Just as his doubters proclaimed, he’s not a polished passer, unable to complete even half of his throws with flawed footwork, a messy motion and dawdling decisions that are at times as listless as his long, looping windup.
And yet, there’s no arguing with the results.
Just as his ardent fan base predicted, Tebow’s a winner, even if it isn’t always pretty. He’s 3-1 as Denver’s starter and the Broncos (4-5) are relevant again, no small task for a team that has gone through four quarterbacks and four head coaches since its last playoff game nearly six years ago.
He’s doing it with an unorthodox offense that looks a lot like the service academies on Saturdays.
Winning ugly? There’s no such phrase in his coach’s vocabulary.
“All winning is beautiful,” John Fox asserted. “That’s what most coaches live with. And this game’s only fun when you win. And it doesn’t matter how you win or by how many.”
The Broncos are hardly alone in their homely performances this season, but at least they’re prevailing in these gruesome games.
In a season filled with games that have fans flipping the channel, nobody’s turning off Tebow. His supporters argued that it didn’t matter how poorly he practiced in training camp because he’s a gamer and just needed a shot.
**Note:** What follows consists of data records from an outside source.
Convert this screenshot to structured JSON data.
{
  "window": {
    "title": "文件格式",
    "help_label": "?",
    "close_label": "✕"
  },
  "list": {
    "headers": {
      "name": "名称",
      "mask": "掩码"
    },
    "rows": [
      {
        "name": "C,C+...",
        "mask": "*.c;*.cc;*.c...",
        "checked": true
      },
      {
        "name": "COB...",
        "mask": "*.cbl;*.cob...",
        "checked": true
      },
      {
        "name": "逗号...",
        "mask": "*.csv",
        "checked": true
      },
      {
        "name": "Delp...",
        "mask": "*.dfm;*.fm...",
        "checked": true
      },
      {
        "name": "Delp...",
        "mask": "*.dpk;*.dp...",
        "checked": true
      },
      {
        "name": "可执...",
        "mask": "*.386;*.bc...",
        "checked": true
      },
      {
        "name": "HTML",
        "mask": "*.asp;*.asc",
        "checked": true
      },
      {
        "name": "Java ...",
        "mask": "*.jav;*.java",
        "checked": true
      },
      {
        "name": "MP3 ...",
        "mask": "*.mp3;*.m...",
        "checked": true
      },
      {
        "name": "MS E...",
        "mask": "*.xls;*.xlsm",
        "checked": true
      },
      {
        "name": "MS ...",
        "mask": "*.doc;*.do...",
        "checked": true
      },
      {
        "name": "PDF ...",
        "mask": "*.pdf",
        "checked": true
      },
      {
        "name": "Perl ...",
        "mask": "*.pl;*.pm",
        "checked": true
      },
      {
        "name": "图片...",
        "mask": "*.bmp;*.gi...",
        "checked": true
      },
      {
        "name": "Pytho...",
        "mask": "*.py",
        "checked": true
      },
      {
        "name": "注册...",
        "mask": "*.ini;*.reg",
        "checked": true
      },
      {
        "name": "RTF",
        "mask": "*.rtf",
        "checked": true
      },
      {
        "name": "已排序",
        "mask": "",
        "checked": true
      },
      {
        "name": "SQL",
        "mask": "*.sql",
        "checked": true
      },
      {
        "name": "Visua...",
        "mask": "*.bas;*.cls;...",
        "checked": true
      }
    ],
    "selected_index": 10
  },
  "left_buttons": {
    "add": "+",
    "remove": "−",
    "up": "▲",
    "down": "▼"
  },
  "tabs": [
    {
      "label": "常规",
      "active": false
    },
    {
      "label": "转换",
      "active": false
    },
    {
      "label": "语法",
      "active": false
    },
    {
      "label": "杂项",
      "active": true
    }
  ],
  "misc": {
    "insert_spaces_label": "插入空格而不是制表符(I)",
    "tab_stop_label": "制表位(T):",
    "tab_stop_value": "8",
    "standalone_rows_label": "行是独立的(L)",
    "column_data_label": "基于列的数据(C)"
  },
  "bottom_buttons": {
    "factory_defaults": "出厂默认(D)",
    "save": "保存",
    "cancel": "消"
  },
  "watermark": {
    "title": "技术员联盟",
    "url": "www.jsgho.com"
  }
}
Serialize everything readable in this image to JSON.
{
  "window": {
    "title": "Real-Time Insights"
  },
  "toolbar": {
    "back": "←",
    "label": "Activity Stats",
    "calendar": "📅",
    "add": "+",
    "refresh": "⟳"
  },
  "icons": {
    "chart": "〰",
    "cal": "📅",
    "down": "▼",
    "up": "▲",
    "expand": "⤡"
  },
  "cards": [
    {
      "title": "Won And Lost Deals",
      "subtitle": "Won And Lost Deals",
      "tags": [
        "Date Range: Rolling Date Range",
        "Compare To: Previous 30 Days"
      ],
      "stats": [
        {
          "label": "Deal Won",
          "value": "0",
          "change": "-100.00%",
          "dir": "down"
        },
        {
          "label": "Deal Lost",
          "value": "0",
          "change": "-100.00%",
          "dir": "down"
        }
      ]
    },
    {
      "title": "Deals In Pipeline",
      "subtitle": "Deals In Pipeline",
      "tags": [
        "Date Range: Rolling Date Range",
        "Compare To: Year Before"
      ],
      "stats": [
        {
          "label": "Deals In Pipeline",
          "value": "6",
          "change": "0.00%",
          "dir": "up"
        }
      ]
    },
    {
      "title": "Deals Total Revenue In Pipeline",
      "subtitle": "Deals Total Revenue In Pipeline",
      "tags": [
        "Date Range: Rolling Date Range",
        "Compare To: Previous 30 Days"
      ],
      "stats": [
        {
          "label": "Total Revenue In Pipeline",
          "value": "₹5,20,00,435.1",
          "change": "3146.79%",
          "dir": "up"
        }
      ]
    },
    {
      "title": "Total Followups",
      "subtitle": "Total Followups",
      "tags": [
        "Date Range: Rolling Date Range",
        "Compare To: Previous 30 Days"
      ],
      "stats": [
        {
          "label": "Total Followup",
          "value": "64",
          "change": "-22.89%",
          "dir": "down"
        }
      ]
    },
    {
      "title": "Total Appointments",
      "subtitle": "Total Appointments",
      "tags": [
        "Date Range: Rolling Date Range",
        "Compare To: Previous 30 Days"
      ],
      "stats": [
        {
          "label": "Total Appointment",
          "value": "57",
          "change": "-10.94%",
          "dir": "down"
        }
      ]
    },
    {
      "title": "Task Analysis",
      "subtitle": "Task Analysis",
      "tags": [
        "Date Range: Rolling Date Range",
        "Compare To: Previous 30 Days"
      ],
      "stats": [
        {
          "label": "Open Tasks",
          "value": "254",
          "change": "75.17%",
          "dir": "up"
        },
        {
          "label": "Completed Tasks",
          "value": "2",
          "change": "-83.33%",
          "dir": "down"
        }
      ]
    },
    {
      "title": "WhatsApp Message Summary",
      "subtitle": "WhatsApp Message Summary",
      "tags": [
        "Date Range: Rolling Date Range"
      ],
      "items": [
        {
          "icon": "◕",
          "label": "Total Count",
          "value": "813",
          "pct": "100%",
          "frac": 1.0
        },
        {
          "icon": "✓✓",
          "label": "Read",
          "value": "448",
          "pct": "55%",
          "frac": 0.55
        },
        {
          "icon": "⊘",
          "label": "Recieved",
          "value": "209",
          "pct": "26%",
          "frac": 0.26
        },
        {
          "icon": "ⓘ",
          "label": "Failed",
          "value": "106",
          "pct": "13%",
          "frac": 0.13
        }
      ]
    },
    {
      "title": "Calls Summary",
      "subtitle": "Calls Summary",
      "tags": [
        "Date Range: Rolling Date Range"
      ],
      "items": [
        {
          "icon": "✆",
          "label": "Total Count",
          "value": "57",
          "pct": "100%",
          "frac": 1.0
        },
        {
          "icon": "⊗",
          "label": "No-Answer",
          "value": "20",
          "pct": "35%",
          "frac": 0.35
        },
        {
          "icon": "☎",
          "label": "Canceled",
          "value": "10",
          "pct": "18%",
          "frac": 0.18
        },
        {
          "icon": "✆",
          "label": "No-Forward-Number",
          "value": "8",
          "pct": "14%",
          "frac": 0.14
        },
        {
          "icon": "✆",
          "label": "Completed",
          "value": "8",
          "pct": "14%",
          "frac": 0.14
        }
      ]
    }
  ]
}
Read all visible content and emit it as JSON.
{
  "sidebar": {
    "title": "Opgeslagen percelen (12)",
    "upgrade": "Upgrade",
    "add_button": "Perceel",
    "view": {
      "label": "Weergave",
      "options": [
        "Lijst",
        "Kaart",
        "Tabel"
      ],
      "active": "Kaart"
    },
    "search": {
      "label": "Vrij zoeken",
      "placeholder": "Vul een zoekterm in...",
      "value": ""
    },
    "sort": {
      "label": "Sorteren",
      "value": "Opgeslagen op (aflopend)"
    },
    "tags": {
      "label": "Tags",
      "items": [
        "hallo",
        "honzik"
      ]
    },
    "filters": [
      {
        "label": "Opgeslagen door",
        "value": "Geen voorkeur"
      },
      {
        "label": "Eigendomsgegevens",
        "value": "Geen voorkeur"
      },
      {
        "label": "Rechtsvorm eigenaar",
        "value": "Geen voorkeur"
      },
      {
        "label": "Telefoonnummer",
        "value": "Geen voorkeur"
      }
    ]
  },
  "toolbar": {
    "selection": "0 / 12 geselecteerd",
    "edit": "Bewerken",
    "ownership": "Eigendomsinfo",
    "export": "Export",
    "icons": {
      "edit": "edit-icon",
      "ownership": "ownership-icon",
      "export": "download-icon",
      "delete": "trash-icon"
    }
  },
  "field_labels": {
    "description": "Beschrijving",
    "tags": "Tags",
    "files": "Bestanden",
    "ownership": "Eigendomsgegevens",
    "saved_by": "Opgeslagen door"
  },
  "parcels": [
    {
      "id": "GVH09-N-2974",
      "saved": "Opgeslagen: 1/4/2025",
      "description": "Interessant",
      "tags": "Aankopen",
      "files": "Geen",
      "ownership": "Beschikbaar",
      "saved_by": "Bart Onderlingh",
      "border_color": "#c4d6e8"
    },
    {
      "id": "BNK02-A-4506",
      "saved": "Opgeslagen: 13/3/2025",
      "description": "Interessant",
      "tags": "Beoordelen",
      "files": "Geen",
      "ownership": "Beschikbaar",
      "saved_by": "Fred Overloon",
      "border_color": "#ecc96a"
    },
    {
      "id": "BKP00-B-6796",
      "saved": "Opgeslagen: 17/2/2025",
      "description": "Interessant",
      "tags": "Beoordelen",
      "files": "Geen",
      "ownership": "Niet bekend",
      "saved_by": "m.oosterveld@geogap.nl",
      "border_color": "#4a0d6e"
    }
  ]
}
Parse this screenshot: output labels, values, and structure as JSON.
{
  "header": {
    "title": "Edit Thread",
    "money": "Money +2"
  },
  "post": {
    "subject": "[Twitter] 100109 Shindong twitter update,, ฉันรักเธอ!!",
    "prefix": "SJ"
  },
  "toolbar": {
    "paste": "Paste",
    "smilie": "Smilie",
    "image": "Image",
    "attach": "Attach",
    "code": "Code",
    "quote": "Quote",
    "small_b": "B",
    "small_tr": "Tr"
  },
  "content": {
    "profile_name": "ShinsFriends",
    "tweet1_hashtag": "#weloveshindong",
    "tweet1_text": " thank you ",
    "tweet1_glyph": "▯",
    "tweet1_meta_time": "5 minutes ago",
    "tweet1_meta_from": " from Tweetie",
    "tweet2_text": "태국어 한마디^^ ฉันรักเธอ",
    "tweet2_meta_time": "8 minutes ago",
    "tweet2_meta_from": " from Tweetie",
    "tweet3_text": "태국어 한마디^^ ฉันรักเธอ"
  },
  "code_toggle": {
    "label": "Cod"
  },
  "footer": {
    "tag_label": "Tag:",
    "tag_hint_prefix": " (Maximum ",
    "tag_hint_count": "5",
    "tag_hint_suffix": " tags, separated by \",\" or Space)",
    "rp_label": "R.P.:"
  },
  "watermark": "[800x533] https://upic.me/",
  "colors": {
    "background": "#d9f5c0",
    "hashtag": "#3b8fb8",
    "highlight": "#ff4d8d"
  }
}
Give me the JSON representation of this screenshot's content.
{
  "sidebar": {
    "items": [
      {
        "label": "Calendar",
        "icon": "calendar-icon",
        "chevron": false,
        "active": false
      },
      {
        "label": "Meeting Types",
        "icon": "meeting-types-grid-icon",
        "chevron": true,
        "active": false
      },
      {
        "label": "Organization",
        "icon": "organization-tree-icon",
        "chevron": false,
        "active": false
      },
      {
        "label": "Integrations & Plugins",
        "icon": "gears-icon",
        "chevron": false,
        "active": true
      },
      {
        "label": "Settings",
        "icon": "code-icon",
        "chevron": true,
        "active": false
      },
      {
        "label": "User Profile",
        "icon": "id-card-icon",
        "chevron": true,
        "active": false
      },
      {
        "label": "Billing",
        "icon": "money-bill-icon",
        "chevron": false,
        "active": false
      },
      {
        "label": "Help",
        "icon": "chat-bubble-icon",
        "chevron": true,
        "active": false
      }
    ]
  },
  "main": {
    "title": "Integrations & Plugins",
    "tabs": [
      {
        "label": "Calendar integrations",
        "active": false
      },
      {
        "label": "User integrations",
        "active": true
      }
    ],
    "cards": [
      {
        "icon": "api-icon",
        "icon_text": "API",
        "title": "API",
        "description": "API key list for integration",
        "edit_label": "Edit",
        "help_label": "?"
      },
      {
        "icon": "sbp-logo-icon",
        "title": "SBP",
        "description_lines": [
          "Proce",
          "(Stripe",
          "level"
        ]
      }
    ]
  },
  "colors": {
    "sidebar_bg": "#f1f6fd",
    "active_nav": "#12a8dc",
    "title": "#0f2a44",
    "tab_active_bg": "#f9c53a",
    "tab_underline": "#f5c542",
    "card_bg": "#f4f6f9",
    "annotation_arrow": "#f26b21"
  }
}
Kyle Orton, more accurate but less effective, gave him that opportunity by losing four of his five starts.
The Broncos had to alter their offense and decided to give it the old college try, introducing the read option that made Tebow the best combination college quarterback during his days at Florida.
“I’ve never coached it before, so we’re kind of learning this thing together,” Broncos running backs coach Eric Studesville said.
Since the AFL-NFL merger, no team had trailed by 15 points with less than 5 minutes left and come out on top until Tebow, who played awful for 55 minutes, suddenly couldn’t be stopped in an overtime win at Miami in his first start this season.
Tebow completed just two passes Sunday at Kansas City, but one of them was a 56-yard strike to Eric Decker for the winning score in a 17-10 win that included a triple option and a third-stringer at tailback when Willis McGahee (hamstring) and Knowshon Moreno (knee) went down in the first quarter.
From 6:31 of the third quarter at Oakland until 3:58 remained in the third quarter at Kansas City – more than a full game – Tebow didn’t complete a single pass.
And yet, he left Arrowhead Stadium as the only Broncos quarterback to beat the Raiders and Chiefs back to back on the road.
Just 72 hours after saying the key for Denver was to not be one-dimensional, Broncos offensive coordinator Mike McCoy dialed up 55 runs and eight passes against the Chiefs, an imbalance that usually leads to losses.
Since Tebow took over Denver’s offense, the Broncos have rushed for an NFL-high 915 yards, the best four-game stretch in the league in more than four years.